Abstract

Cognitive-behavioral models conceptualize health anxiety as a construct that varies in degree along a continuum rather than existing as nonpathological versus pathological classes or taxons. Only two studies have empirically evaluated the latent structure of health anxiety, both using taxometric statistical methods and both supporting its conceptualization as continuous ( Ferguson, 2009; Longley et al., 2010). We sought to further evaluate the latent structure of health anxiety using factor mixture modeling (FMM), which involved a combination of exploratory factor analysis (EFA) and mixture modeling that allowed comparison of models comprising one or more latent classes. Health anxiety symptom data were obtained from the Illness Attitude Scales (IAS) administered to 1768 university undergraduate students. Indicators of health anxiety, derived from EFA of IAS item data, included disease worry, disease conviction, health-related safety behaviors, fear of death, somatic focus, interference due to symptoms, and treatment seeking.
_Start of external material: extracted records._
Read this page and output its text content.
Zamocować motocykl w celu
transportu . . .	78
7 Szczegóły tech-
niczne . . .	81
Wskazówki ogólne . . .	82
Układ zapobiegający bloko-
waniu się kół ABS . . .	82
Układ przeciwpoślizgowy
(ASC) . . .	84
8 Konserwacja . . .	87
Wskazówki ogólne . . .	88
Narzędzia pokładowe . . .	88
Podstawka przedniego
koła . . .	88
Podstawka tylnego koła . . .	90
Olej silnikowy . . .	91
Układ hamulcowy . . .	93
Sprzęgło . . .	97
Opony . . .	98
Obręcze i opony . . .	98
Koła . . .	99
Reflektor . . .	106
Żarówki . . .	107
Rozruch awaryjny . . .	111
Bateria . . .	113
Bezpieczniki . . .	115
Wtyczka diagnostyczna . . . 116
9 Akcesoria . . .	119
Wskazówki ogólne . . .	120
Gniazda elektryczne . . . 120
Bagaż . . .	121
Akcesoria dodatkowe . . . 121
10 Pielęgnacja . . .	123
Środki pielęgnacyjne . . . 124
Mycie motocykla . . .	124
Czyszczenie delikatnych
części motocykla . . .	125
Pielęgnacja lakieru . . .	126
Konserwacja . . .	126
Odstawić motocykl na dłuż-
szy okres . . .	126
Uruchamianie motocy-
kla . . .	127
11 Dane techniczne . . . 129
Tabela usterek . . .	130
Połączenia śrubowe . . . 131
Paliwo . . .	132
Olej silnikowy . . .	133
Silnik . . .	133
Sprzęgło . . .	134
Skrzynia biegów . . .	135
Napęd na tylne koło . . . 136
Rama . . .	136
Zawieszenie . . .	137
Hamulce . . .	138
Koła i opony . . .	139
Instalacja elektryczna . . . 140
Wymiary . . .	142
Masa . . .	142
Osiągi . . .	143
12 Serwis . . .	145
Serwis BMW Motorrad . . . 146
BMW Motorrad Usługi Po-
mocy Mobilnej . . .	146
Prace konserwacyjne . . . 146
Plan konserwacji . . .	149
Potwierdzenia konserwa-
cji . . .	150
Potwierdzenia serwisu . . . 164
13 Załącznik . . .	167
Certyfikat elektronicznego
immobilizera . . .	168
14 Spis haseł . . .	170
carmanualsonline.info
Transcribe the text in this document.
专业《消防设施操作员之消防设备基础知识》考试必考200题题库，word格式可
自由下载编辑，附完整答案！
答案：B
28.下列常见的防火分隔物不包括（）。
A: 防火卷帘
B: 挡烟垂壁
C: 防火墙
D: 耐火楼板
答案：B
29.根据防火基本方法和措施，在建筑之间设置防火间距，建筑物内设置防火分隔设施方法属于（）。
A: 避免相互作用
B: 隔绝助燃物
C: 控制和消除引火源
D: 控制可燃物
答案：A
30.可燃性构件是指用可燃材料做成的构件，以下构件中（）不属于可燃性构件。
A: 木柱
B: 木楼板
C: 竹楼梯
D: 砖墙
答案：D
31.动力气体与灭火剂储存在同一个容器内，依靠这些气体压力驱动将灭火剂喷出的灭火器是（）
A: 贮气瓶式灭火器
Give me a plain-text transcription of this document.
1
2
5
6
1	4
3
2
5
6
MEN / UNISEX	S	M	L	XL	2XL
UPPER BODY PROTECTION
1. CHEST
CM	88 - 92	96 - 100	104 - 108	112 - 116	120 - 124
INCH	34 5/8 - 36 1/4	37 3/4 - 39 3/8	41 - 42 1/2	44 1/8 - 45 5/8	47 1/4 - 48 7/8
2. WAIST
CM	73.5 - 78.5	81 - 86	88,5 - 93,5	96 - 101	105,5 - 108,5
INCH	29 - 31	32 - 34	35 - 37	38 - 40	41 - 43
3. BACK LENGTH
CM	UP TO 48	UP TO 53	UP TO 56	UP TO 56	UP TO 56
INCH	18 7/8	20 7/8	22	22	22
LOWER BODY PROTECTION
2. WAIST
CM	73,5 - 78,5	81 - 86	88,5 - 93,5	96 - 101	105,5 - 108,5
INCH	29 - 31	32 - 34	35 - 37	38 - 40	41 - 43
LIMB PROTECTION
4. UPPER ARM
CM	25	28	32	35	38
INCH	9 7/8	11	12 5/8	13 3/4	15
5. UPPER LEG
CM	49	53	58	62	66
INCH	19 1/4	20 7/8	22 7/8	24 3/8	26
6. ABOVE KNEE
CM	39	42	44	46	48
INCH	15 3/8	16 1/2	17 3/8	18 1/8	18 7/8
FMM of these indicators suggested that health anxiety consists of two classes: (a) an “anxious” class comprising 81.4% of the sample and characterized primarily by somatic focus and interference due to symptoms, and (b) a “nonanxious” class comprising 18.6% of the sample with low scores on all indicators. Contrary to current conceptualizations and taxometric findings, the FMM results indicate the latent structure of health anxiety to be taxonic rather than continuous. Implications for the measurement and conceptualization of health anxiety are discussed and future research directions are highlighted.